Speaking at the workshop, Khanh said trade accounts for more than 200 percent of Vietnam’s gross domestic product (GDP), and has helped nearly 30 million Vietnamese people escape from poverty over the past two decades.
Vietnam has actively committed to implementing the multilateral trade policy despite the increasing protectionism, he said, elaborating opportunities generated by the EVFTA to European firms once the deal comes into force.
The pact will benefit not only businesses but also consumers and labourers, he stressed.
The Vietnamese Ministry of Industry and Trade submitted the dossier recommending the ratification of the two agreements to the National Assembly, the official said.
According to Geert Bourgeois, the ratification of the agreements will reflect that the EU is a trust-worthy partner in the negotiation and signing of FTAs.

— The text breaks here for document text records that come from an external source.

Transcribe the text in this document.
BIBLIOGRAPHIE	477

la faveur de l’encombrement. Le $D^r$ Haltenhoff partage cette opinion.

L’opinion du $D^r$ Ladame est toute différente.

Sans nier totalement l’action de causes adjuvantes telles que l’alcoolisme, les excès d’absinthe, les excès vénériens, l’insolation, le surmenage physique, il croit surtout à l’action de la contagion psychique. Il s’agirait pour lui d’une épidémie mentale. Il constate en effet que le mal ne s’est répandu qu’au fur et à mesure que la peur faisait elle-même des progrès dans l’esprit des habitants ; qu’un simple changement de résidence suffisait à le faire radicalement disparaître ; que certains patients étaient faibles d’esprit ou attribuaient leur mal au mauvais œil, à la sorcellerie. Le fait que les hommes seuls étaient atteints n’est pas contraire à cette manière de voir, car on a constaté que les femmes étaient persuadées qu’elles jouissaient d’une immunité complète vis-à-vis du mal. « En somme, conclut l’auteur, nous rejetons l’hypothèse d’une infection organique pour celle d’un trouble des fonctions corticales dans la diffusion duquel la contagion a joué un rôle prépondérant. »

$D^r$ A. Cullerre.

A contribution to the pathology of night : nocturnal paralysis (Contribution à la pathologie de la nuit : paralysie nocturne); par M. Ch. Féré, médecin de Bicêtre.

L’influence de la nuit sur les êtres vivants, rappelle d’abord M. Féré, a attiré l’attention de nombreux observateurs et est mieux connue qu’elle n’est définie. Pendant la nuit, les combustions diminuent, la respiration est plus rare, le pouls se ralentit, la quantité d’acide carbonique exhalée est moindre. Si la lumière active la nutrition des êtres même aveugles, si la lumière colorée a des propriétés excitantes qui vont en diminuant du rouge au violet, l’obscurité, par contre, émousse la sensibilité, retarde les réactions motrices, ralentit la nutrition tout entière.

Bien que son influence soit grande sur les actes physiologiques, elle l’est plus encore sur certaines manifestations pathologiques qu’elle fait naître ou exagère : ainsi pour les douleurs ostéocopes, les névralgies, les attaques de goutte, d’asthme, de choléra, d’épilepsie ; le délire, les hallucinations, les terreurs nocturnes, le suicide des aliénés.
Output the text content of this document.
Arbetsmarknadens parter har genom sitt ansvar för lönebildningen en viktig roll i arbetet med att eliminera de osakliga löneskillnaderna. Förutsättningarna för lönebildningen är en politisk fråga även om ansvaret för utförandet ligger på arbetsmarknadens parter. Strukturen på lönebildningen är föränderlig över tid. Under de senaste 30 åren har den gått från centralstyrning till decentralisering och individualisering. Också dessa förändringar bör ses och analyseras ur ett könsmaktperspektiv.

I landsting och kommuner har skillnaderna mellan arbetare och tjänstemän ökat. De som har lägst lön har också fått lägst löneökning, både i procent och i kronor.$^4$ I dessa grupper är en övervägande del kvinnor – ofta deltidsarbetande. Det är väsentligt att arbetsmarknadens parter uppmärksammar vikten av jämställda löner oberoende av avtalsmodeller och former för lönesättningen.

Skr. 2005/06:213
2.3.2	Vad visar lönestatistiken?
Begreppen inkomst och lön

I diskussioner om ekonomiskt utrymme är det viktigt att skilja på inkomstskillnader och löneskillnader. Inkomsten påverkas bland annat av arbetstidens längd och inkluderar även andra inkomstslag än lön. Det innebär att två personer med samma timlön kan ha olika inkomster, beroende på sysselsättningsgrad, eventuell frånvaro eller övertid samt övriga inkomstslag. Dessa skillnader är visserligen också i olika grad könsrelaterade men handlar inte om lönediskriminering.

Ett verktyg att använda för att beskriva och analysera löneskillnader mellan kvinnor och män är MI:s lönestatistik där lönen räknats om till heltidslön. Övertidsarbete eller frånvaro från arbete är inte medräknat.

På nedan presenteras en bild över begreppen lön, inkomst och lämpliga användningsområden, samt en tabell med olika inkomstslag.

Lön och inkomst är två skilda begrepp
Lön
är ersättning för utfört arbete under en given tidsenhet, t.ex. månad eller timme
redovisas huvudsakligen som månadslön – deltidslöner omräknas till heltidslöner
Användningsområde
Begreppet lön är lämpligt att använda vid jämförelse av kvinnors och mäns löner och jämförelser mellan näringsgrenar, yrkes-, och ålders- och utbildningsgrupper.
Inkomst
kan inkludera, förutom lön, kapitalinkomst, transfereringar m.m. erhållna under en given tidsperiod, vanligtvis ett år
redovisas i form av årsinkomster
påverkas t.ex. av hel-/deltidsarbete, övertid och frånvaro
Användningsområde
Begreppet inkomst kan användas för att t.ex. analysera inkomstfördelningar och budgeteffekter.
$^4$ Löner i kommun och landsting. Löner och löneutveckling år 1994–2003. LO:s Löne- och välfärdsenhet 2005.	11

He lauded the Vietnamese Government’s commitments regarding rights of employees, human rights and the environment, and called for the strong support of European parliamentarians and the Vietnamese legislature so that the deals will be ratified and become effective.
Some European parliamentarians expressed their concerns over such issues as rights of labourers, possible impacts of some Vietnamese agricultural products on EU member countries, the popularisation of benefits brought by the FTA among Vietnamese small-and medium-sized enterprises.
Their concerns have been cleared up by representatives of EU organisations operating in Vietnam, trade commissioner Phil Hogan and Deputy Minister Khanh.